Home Buyer Demand Shifts Downward — Again

Indicators suggest that the demand for single-family homes stabilized late last year following a substantial downward correction from the record sales pace recorded during the second half of 2005.

A variety of indicators strongly suggested that the demand for single-family homes had stabilized late last year following a substantial downward correction from the record sales pace (gross and net) recorded during the second half of 2005.

However, more recent signals point toward renewed downward pressure on home sales and renewed upward pressure on sales cancellations.

The NAHB/Wells Fargo Single-Family Housing Market Index (HMI) slipped in April following a similar setback in March, and the HMI now is only marginally above the apparent cyclical low last September.

The March-April slippage was broad-based by geographic region, and all three components indexes (buyer traffic, current sales and expected sales) registered consecutive monthly declines.

NAHB’s proprietary survey of 30 large home builders — accounting for about one-fourth of total for-sale housing in the U.S. — showed a sizeable decline in seasonally adjusted gross home sales in March, and seasonally adjusted cancellation volume spiked upward following a series of monthly declines from the peak last fall.

As a result, seasonally adjusted net sales dropped abruptly in March following an essentially stable pattern that had prevailed since mid-2006.

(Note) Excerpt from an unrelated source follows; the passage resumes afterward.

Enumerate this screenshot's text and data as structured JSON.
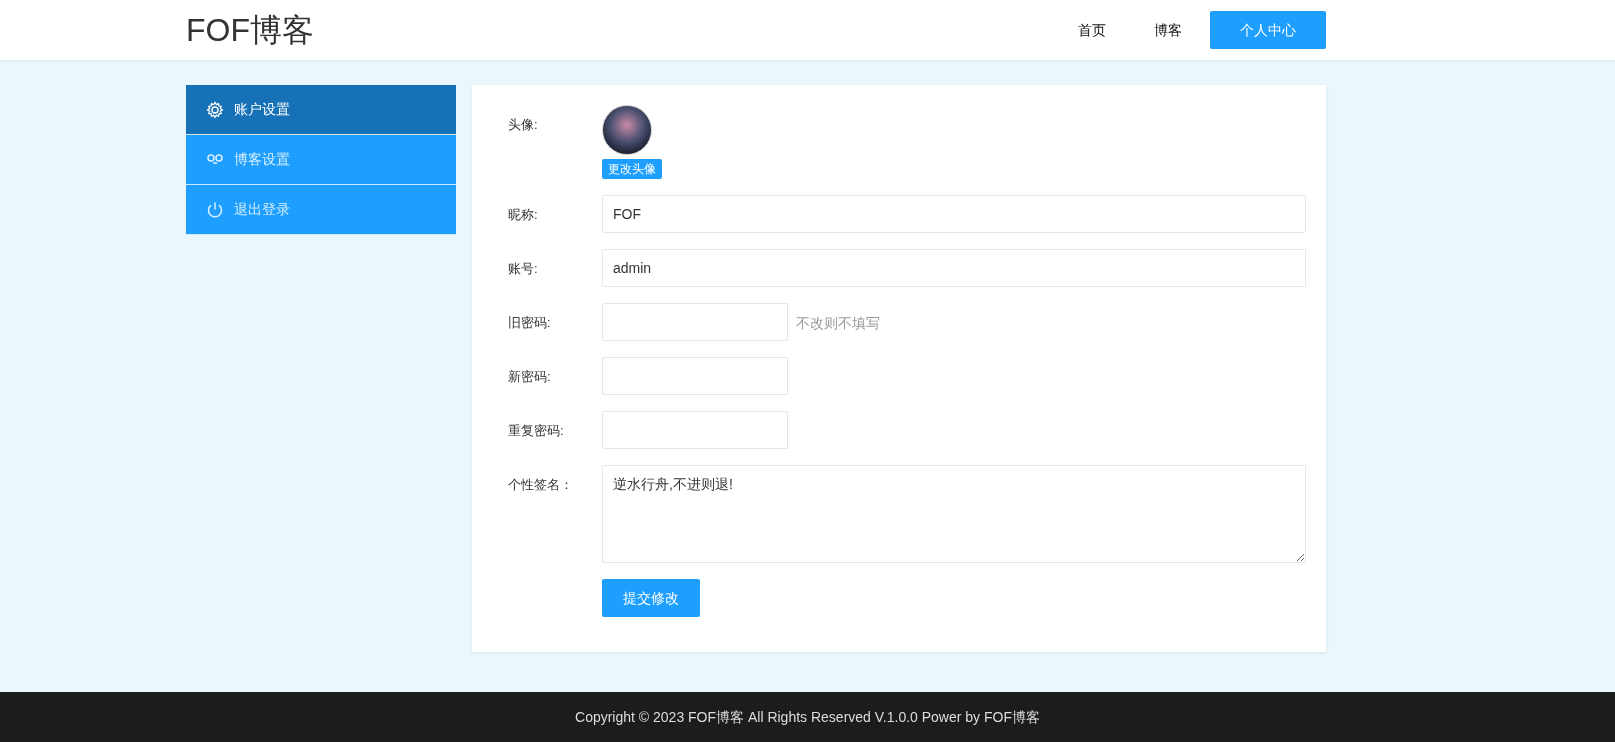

The government’s data on new home sales (gross) for March, released today, is consistent with the weakening process signaled by NAHB’s survey measures. Sales volume ticked up in March, under good weather conditions, but recovered little of the substantial and weather-related setbacks in January and February. Furthermore, the first-quarter average was down by 14 percent from the final quarter of 2006, constituting an additional down leg following the sharp downward correction during 2006.